Photograph by Butch Dill/AP Photo

If you made a $200,000 bet on the markets, you’d likely keep tabs on how well it performed. Since that’s how much a private college education can set you back, the Federal Reserve Bank of New York decided to evaluate the payback for a college degree.

In a report released on Tuesday, the New York Fed made a case for college as a solid investment, noting that graduates have been getting about a 15 percent return on their bachelor’s degrees for more than a decade.

What you study affects how much you can wring out of your education, however. Engineering majors got the best return, at 21 percent, followed by those who majored in math and computers, at 18 percent, and health majors, who also yielded an 18 percent return. Business majors came in fourth, but their return was still above average, at 17 percent.

Undergraduate business degrees have been the most common type awarded since the 1980s, according to the U.S. Department of Education, accounting for about one-fifth of all U.S. bachelor’s degrees in the 2011-12 school year.

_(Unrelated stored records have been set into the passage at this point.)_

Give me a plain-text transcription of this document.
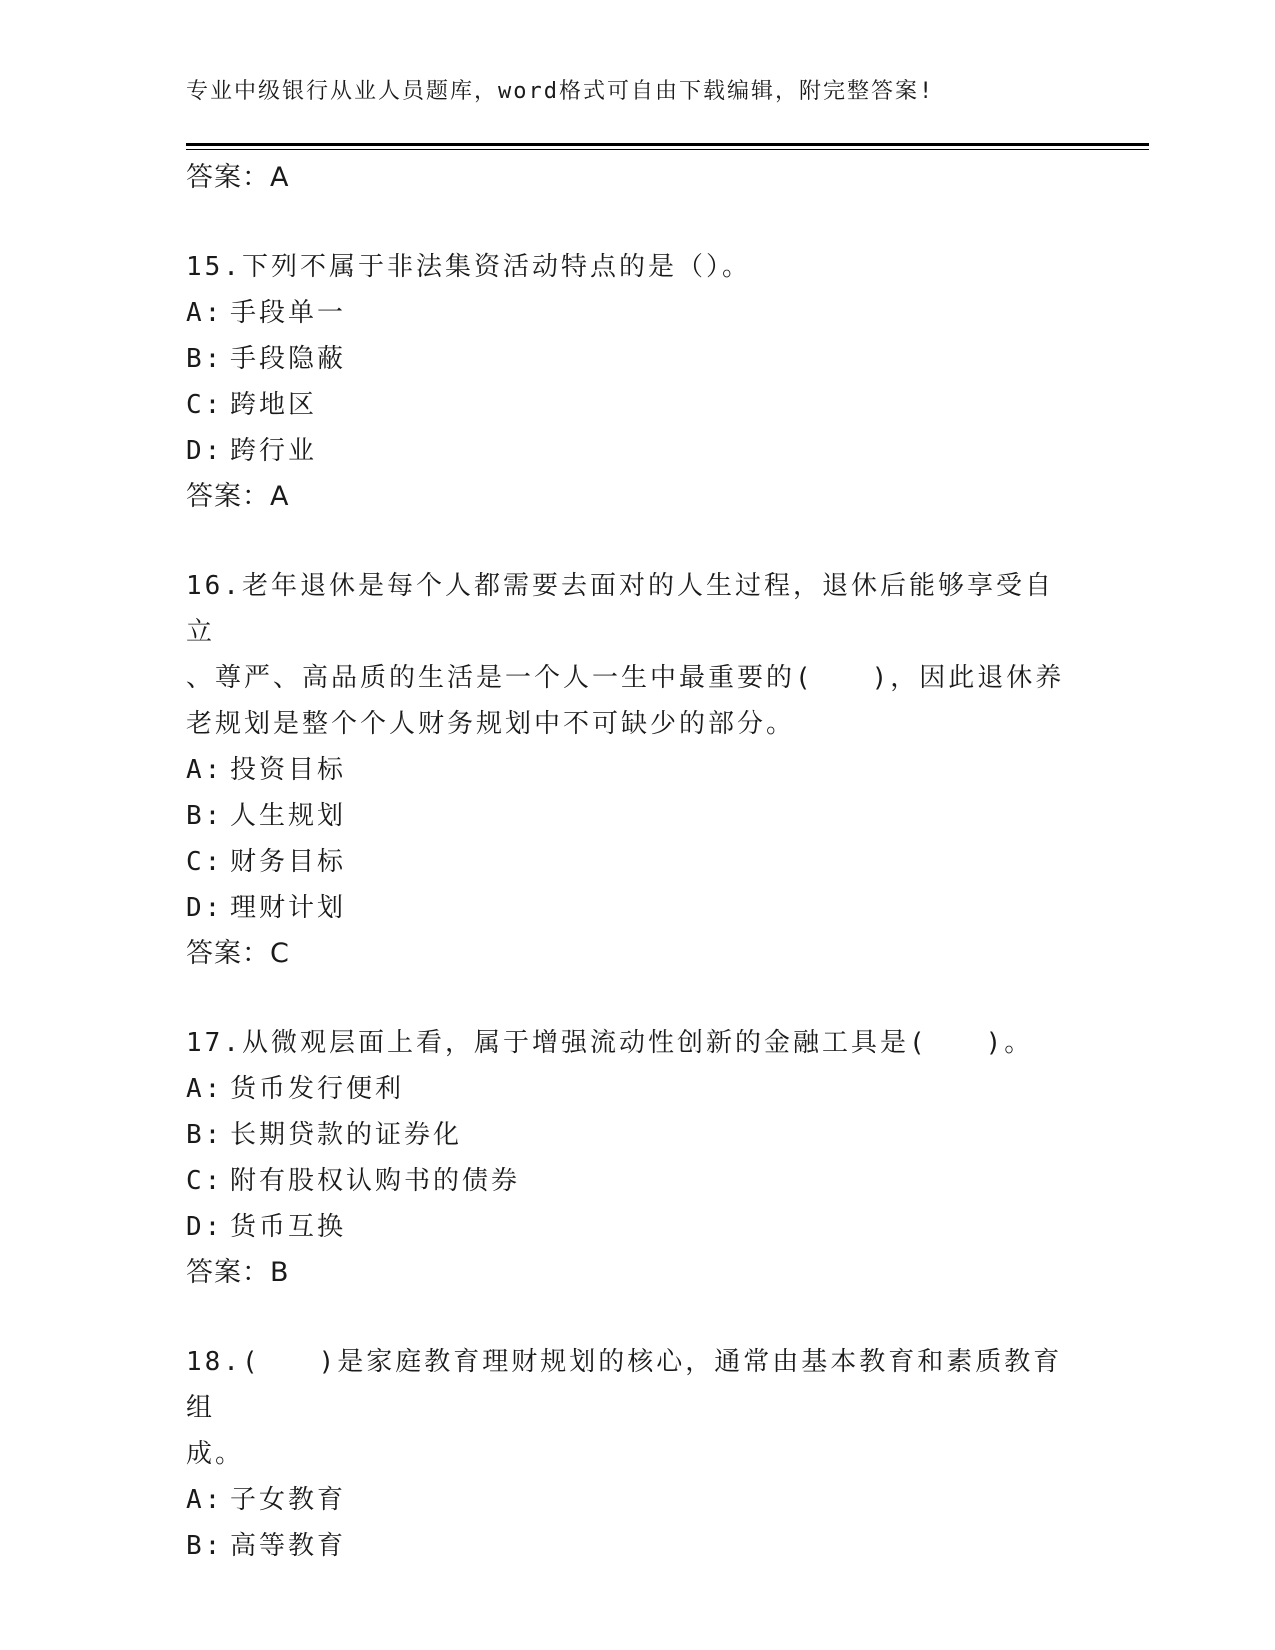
专业中级银行从业人员题库，word格式可自由下载编辑，附完整答案!
答案：A
15.下列不属于非法集资活动特点的是（）。
A: 手段单一
B: 手段隐蔽
C: 跨地区
D: 跨行业
答案：A
16.老年退休是每个人都需要去面对的人生过程，退休后能够享受自立
、尊严、高品质的生活是一个人一生中最重要的(　　)，因此退休养
老规划是整个个人财务规划中不可缺少的部分。
A: 投资目标
B: 人生规划
C: 财务目标
D: 理财计划
答案：C
17.从微观层面上看，属于增强流动性创新的金融工具是(　　)。
A: 货币发行便利
B: 长期贷款的证券化
C: 附有股权认购书的债券
D: 货币互换
答案：B
18.(　　)是家庭教育理财规划的核心，通常由基本教育和素质教育组
成。
A: 子女教育
B: 高等教育
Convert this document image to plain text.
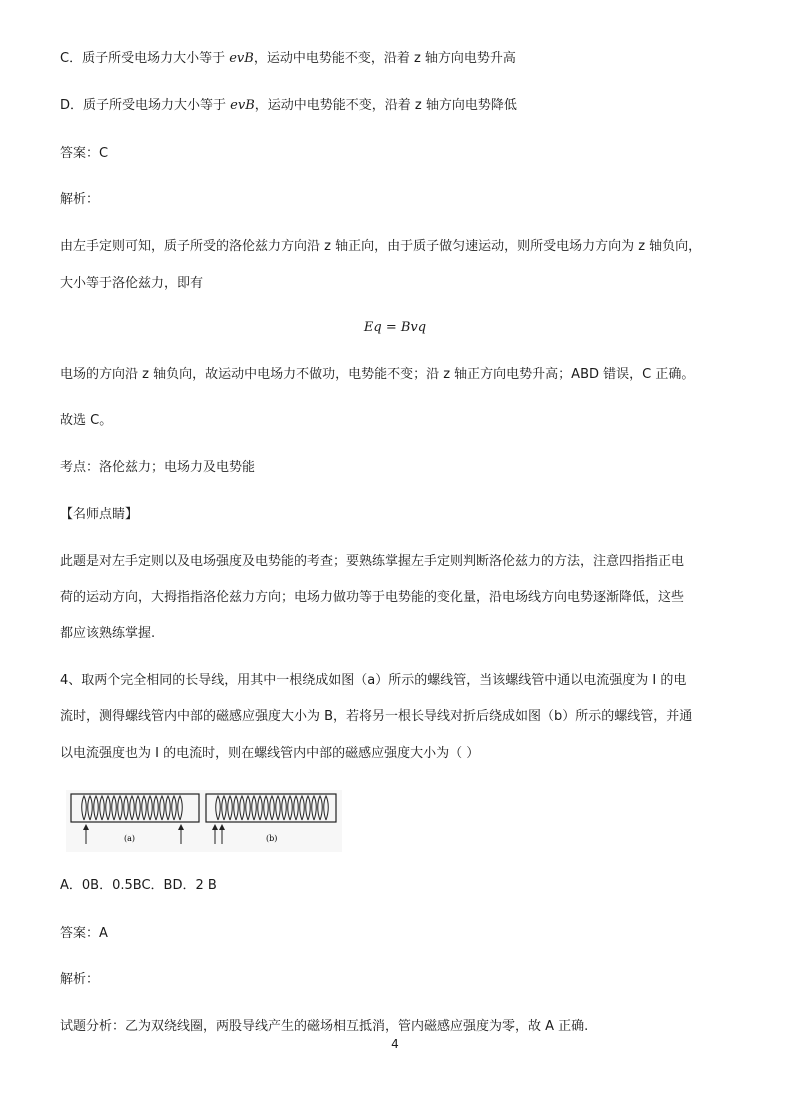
C．质子所受电场力大小等于 evB，运动中电势能不变，沿着 z 轴方向电势升高
D．质子所受电场力大小等于 evB，运动中电势能不变，沿着 z 轴方向电势降低
答案：C
解析：
由左手定则可知，质子所受的洛伦兹力方向沿 z 轴正向，由于质子做匀速运动，则所受电场力方向为 z 轴负向，
大小等于洛伦兹力，即有
Eq = Bvq
电场的方向沿 z 轴负向，故运动中电场力不做功，电势能不变；沿 z 轴正方向电势升高；ABD 错误，C 正确。
故选 C。
考点：洛伦兹力；电场力及电势能
【名师点睛】
此题是对左手定则以及电场强度及电势能的考查；要熟练掌握左手定则判断洛伦兹力的方法，注意四指指正电
荷的运动方向，大拇指指洛伦兹力方向；电场力做功等于电势能的变化量，沿电场线方向电势逐渐降低，这些
都应该熟练掌握.
4、取两个完全相同的长导线，用其中一根绕成如图（a）所示的螺线管，当该螺线管中通以电流强度为 I 的电
流时，测得螺线管内中部的磁感应强度大小为 B，若将另一根长导线对折后绕成如图（b）所示的螺线管，并通
以电流强度也为 I 的电流时，则在螺线管内中部的磁感应强度大小为（ ）
(a)	(b)
A．0B．0.5BC．BD．2 B
答案：A
解析：
试题分析：乙为双绕线圈，两股导线产生的磁场相互抵消，管内磁感应强度为零，故 A 正确.
4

The fields of engineering and computer science (the Education Department reports degrees in slightly different groupings than the Fed used in its report), despite yielding the best returns, accounted for only about 8 percent of degrees that year.

So why don’t more students pursue the college degrees with the best payout? They’re not easy to come by, for a start. “Not all majors are feasible for every college student. For example, recent research has shown that graduating with a math or science major is more difficult than pursuing other fields of study,” note economists Jaison R. Abel and Richard Deitz in the report. They go on to say that the economic reward for those specialists could have a lot to do with how skilled they were to begin with, rather than how much they got out of the degree.

College graduates have found relative success despite rising tuition, declining pay, and a poor job market because wages have sunk for those with only a high school diploma, the report says. Even education majors, with the slimmest return at 9 percent, outpaced the 7 percent historical return on stocks, the study notes.

“When we put all the pieces together, the good news for college graduates is that the return to college remains high on average, regardless of one’s college major. However, the bad news is that college students are paying more to go to school and are earning less upon graduation. At this point, it is not clear whether these trends will continue,” write Abel and Deitz.

College graduates who find themselves applying their computer science skills to an underpaid retail job can take heart that it wasn’t all a waste. Even grads who were underemployed—meaning that they worked in a job that doesn’t require a bachelor’s degree—saw a 12 percent return over their lifetime. For underemployed business majors, the rate of return was 14 percent.

To determine whether college is financially worth it, the study looked at the wage difference between college and high school grads going back to 1970. Abel and Deitz used a model to predict what each of those groups would earn in their lifetime, and then factored in both the real cost of college and the opportunity cost—earning potential missed while in school—to calculate the return on investment.